Prior to identifying anomalies, it is essential to understand the various anomalous behaviors prevalent in a sensor network deployment. Therefore, we begin this work by providing a comprehensive study of anomalies that exist in a sensor network deployment, or are likely to exist in future deployments. After this thorough systematic analysis, we identify those anomalies that, in fact, hinder the quality and/or trustworthiness of the collected sensor data.

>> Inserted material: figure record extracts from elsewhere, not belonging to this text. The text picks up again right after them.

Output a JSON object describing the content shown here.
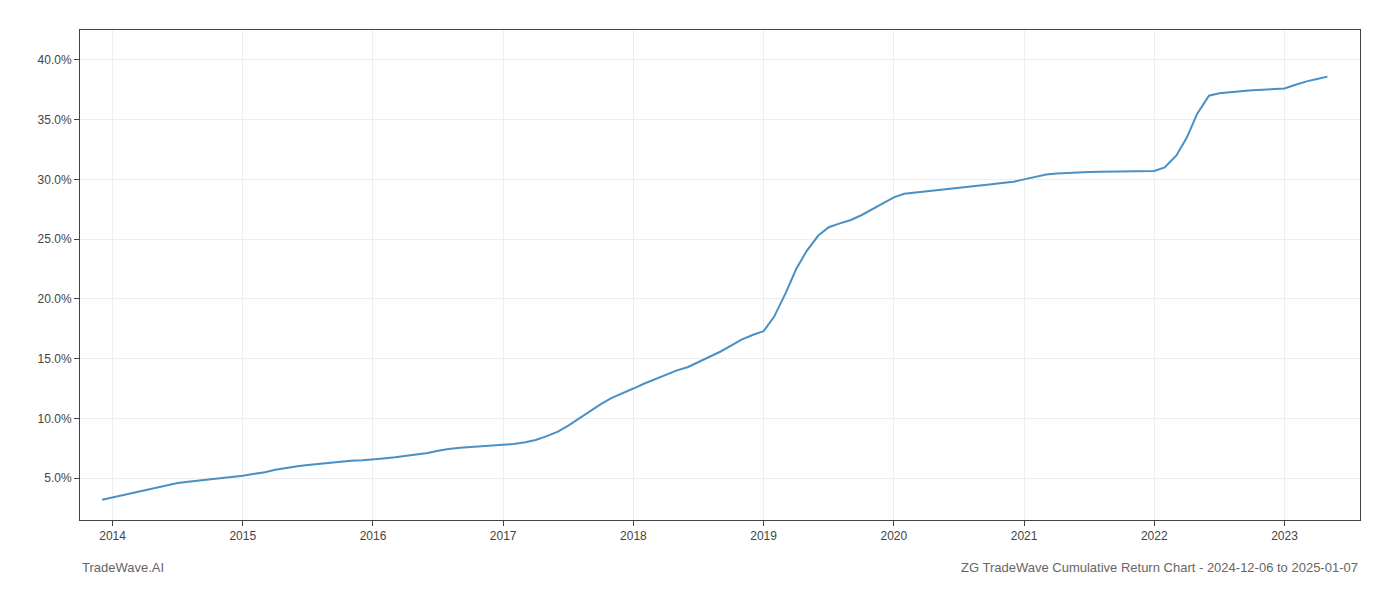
{
  "chart_data": {
    "type": "line",
    "annotations": [
      "TradeWave.AI",
      "ZG TradeWave Cumulative Return Chart - 2024-12-06 to 2025-01-07"
    ],
    "x": [
      2013.92,
      2014.0,
      2014.08,
      2014.17,
      2014.25,
      2014.33,
      2014.42,
      2014.5,
      2014.58,
      2014.67,
      2014.75,
      2014.83,
      2014.92,
      2015.0,
      2015.08,
      2015.17,
      2015.25,
      2015.33,
      2015.42,
      2015.5,
      2015.58,
      2015.67,
      2015.75,
      2015.83,
      2015.92,
      2016.0,
      2016.08,
      2016.17,
      2016.25,
      2016.33,
      2016.42,
      2016.5,
      2016.58,
      2016.67,
      2016.75,
      2016.83,
      2016.92,
      2017.0,
      2017.08,
      2017.17,
      2017.25,
      2017.33,
      2017.42,
      2017.5,
      2017.58,
      2017.67,
      2017.75,
      2017.83,
      2017.92,
      2018.0,
      2018.08,
      2018.17,
      2018.25,
      2018.33,
      2018.42,
      2018.5,
      2018.58,
      2018.67,
      2018.75,
      2018.83,
      2018.92,
      2019.0,
      2019.08,
      2019.17,
      2019.25,
      2019.33,
      2019.42,
      2019.5,
      2019.58,
      2019.67,
      2019.75,
      2019.83,
      2019.92,
      2020.0,
      2020.08,
      2020.17,
      2020.25,
      2020.33,
      2020.42,
      2020.5,
      2020.58,
      2020.67,
      2020.75,
      2020.83,
      2020.92,
      2021.0,
      2021.08,
      2021.17,
      2021.25,
      2021.33,
      2021.42,
      2021.5,
      2021.58,
      2021.67,
      2021.75,
      2021.83,
      2021.92,
      2022.0,
      2022.08,
      2022.17,
      2022.25,
      2022.33,
      2022.42,
      2022.5,
      2022.58,
      2022.67,
      2022.75,
      2022.83,
      2022.92,
      2023.0,
      2023.08,
      2023.17,
      2023.25,
      2023.33
    ],
    "values": [
      3.2,
      3.4,
      3.6,
      3.8,
      4.0,
      4.2,
      4.4,
      4.6,
      4.7,
      4.8,
      4.9,
      5.0,
      5.1,
      5.2,
      5.35,
      5.5,
      5.7,
      5.85,
      6.0,
      6.1,
      6.2,
      6.3,
      6.4,
      6.45,
      6.5,
      6.55,
      6.65,
      6.75,
      6.85,
      6.95,
      7.1,
      7.3,
      7.45,
      7.55,
      7.6,
      7.65,
      7.7,
      7.75,
      7.85,
      8.0,
      8.2,
      8.5,
      8.9,
      9.4,
      10.0,
      10.6,
      11.2,
      11.7,
      12.1,
      12.5,
      12.9,
      13.3,
      13.7,
      14.0,
      14.3,
      14.7,
      15.1,
      15.6,
      16.1,
      16.6,
      17.0,
      17.3,
      18.5,
      20.5,
      22.5,
      24.0,
      25.3,
      26.0,
      26.3,
      26.6,
      27.0,
      27.5,
      28.0,
      28.5,
      28.8,
      28.9,
      29.0,
      29.1,
      29.2,
      29.3,
      29.4,
      29.5,
      29.6,
      29.7,
      29.8,
      30.0,
      30.2,
      30.4,
      30.5,
      30.55,
      30.6,
      30.62,
      30.64,
      30.65,
      30.66,
      30.67,
      30.68,
      30.7,
      31.0,
      32.0,
      33.5,
      35.5,
      37.0,
      37.2,
      37.3,
      37.4,
      37.45,
      37.5,
      37.55,
      37.6,
      37.9,
      38.2,
      38.4,
      38.6
    ],
    "color": "#4a90c4",
    "xlim": [
      2013.75,
      2023.58
    ],
    "xticks": [
      2014,
      2015,
      2016,
      2017,
      2018,
      2019,
      2020,
      2021,
      2022,
      2023
    ],
    "ylim": [
      1.5,
      42.5
    ],
    "yticks": [
      {
        "value": 5.0,
        "label": "5.0%"
      },
      {
        "value": 10.0,
        "label": "10.0%"
      },
      {
        "value": 15.0,
        "label": "15.0%"
      },
      {
        "value": 20.0,
        "label": "20.0%"
      },
      {
        "value": 25.0,
        "label": "25.0%"
      },
      {
        "value": 30.0,
        "label": "30.0%"
      },
      {
        "value": 35.0,
        "label": "35.0%"
      },
      {
        "value": 40.0,
        "label": "40.0%"
      }
    ],
    "grid": true
  }
}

One approach towards the reduction of the negative impact of misleading sensor readings is to perform off-line analysis after storing a large amount of sensor data into a centralized database. To this end, in this work, we propose an off-line abnormal node detection mechanism rooted in machine learning and data mining. Our proposed mechanism achieves high detection accuracy with low false positives. The major disadvantage of a centralized architecture is the tremendous amount of energy wasted while communicating the sensor readings. Therefore, we further propose an on-line distributed anomaly detection framework that is capable of accurately and rapidly identifying data-centric anomalies in-network, while at the same time maintaining a low energy profile. Unlike previous approaches, our proposed framework utilizes a very small amount of data memory through on-line extraction of few statistical features over the sensor data stream. In addition, previous detection mechanisms leverage sensor datasets obtained from an earlier deployment or use synthetic data to test their effectiveness. Our framework, on the other hand, has been entirely implemented in TinyOS as a prototype readily deployable into existing sensor networks, alongside other essential protocols such as sensor data collection protocols. An advantage of our system is the fact that it relies on supervised learning. Supervised machine learning algorithms usually achieve higher accuracy than their unsupervised counterparts given a highly representative common ground truth. Thus, in this work, we also design highly expressive anomaly models that may be leveraged to inject anomalous readings into existing sensor network deployments. In order to do so, we have developed a tool called SNMiner which enables us not only to inject anomalies into a network of sensors, but also to extract important statistical features and evaluate the accuracy of a number of supervised machine learning algorithms.